To franchise or not to franchise? While just about all of today’s major publishers stake their success and reputation on the building of brands, the question seems to arise every time a new IP comes along and stands radically apart from the industry’s smorgasbord of sequels. After all when you haven’t even seen a story start, it’s hard to envision it starting anew.
As for Ubisoft, however, it might be a question that no one asks the Montreal-based publisher again.
Speaking in an interview with The A List Daily, Ubisoft senior vice president of marketing and sales Tony Key responded to an inquiry about whether Watch Dogs — its upcoming, next-gen, cyber hacking-based open-world thriller — would set the stage for future sequels.
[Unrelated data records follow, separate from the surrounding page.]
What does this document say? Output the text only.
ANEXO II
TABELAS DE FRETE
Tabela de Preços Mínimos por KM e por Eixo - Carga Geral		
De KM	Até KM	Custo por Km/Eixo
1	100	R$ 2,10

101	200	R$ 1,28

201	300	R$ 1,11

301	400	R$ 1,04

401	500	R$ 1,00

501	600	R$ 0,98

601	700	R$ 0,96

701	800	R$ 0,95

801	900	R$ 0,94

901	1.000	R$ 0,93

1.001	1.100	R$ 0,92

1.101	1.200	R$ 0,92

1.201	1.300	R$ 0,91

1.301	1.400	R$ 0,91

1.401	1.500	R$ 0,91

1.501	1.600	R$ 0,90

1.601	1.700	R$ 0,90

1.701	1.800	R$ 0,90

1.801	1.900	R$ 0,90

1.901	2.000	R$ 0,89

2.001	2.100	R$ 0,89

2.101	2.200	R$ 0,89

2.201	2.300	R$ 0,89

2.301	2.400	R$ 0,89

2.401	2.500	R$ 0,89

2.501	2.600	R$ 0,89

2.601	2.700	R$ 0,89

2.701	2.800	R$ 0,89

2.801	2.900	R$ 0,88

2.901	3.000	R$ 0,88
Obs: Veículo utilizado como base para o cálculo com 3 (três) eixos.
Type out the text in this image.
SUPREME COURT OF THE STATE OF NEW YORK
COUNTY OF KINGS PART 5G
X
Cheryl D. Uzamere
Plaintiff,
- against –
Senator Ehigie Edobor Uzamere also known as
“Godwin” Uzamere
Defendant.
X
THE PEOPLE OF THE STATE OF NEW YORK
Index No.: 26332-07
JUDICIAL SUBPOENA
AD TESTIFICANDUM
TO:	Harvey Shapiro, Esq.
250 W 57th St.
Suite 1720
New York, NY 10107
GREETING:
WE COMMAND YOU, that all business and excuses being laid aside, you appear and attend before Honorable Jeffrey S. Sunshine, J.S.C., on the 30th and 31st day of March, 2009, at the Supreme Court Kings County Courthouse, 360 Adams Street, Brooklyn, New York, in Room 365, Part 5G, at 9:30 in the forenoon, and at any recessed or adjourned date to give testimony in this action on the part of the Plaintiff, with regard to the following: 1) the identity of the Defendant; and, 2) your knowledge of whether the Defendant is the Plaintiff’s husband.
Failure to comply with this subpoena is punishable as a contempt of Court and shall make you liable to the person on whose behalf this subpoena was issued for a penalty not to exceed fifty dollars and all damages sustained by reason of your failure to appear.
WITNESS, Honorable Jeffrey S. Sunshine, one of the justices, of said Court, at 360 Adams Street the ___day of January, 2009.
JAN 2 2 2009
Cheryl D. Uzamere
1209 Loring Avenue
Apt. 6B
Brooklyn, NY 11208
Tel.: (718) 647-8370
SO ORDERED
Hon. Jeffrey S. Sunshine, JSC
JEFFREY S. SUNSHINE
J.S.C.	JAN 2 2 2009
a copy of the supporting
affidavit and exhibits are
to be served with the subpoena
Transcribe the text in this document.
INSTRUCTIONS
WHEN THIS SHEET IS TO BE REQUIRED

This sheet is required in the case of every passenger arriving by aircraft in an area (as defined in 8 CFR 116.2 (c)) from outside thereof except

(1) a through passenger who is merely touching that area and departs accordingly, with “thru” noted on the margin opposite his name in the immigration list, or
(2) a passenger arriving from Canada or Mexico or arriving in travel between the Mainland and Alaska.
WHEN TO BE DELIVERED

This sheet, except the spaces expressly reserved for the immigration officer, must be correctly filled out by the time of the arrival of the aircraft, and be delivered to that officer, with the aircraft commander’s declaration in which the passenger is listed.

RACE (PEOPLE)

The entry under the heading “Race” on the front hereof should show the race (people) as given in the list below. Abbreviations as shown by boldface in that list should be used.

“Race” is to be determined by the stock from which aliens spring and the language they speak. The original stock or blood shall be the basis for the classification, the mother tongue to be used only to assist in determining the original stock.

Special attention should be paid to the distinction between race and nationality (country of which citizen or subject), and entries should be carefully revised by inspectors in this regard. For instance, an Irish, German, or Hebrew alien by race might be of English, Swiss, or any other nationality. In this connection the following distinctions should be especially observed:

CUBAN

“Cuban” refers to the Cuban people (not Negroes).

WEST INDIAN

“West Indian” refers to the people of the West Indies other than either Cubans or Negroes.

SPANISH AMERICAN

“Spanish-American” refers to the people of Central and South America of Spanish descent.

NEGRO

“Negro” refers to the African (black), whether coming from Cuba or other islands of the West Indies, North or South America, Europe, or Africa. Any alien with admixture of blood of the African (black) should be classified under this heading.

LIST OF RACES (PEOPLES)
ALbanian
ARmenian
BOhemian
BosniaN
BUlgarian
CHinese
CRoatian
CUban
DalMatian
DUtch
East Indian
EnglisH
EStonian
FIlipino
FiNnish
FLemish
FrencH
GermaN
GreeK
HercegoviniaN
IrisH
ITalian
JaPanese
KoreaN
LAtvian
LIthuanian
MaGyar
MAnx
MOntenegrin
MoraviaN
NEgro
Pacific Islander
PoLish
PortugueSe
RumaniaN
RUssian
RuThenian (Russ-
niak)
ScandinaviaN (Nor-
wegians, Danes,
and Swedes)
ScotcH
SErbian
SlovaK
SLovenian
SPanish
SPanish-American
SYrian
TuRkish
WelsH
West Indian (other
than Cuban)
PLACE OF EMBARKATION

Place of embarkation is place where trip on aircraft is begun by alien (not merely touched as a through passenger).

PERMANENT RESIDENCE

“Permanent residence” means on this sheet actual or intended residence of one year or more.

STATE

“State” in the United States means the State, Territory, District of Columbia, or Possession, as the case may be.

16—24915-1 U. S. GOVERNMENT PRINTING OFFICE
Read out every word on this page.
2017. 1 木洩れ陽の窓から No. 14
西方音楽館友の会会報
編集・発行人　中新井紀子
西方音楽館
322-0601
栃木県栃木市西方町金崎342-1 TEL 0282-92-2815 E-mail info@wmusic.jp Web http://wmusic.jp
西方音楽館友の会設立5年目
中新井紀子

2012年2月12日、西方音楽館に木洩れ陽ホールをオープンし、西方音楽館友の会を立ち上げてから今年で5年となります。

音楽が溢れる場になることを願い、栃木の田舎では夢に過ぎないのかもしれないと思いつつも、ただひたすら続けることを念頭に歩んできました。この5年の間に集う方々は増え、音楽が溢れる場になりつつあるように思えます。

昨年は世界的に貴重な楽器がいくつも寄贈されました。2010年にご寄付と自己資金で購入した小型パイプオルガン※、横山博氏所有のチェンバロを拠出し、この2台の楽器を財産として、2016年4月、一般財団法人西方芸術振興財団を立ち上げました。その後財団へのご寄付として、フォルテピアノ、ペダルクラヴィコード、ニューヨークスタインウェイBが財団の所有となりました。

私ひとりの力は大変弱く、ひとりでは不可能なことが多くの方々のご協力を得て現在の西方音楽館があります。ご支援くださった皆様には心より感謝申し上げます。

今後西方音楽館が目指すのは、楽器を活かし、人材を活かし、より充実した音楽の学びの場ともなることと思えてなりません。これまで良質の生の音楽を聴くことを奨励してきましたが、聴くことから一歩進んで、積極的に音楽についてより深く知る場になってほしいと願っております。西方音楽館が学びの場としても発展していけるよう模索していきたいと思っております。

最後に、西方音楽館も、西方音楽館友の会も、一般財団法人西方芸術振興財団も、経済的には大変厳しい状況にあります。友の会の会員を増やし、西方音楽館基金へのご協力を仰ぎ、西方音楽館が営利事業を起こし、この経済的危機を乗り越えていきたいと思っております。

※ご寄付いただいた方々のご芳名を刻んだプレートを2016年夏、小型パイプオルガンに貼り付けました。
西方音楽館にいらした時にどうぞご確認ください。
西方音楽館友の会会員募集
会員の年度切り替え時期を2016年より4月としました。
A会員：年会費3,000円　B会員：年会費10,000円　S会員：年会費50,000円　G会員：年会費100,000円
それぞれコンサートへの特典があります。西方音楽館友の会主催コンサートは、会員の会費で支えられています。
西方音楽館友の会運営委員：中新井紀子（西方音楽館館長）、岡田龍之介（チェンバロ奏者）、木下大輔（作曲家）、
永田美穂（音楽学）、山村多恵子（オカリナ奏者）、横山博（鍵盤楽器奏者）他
Key answered in the affirmative — essentially stating that, considering the expense of modern triple-A game development, it was company policy:
“Absolutely. That’s what all our games are about; we won’t even start if we don’t think we can build a franchise out of it. There’s no more fire and forget — it’s too expensive.”
According to Key, Watch Dogs doesn’t just have the potential to become Ubisoft’s flagship franchise — the publisher thinks it can stand atop the entire industry, tapping into the cultural zeitgeist of government surveillance fears and depicting a world that, in theory, might not be too far away:
“We feel like we’re in a really good place with Watch Dogs, but until we’re the biggest game of the year we’re not going to be satisfied.
“Last year we cleaned up at E3 because we were pretty much the only next-gen game around. Watch Dogs for us is really a franchise because we’re tapping into something people really care about, never more than when the NSA PRISM scandal broke.”
With Watch Dogs now confirmed as a franchise, it joins Splinter Cell, Assassin’s Creed, Rainbow Six, Ghost Recon and Far Cry (which is set to have its next installment, Far Cry 4, announced shortly) on the list of franchises currently published and developed in house by Ubisoft. With the development firepower being thrown behind it, it’s likely the company has the same ambitions regarding Tom Clancy’s The Division. And next-generation consoles look to be ground zero for the returns of Prince of Persia and Beyond Good & Evil.
It’s a heavy schedule — even for a worldwide publisher with 26 studios. Do you think Ubisoft is taking the best approach by fostering each new IP as a long-term franchise?
Watch Dogs releases November 19, 2013 for the PC, PS3, Xbox 360 and Wii U, and will also be available for the PS4 and Xbox One.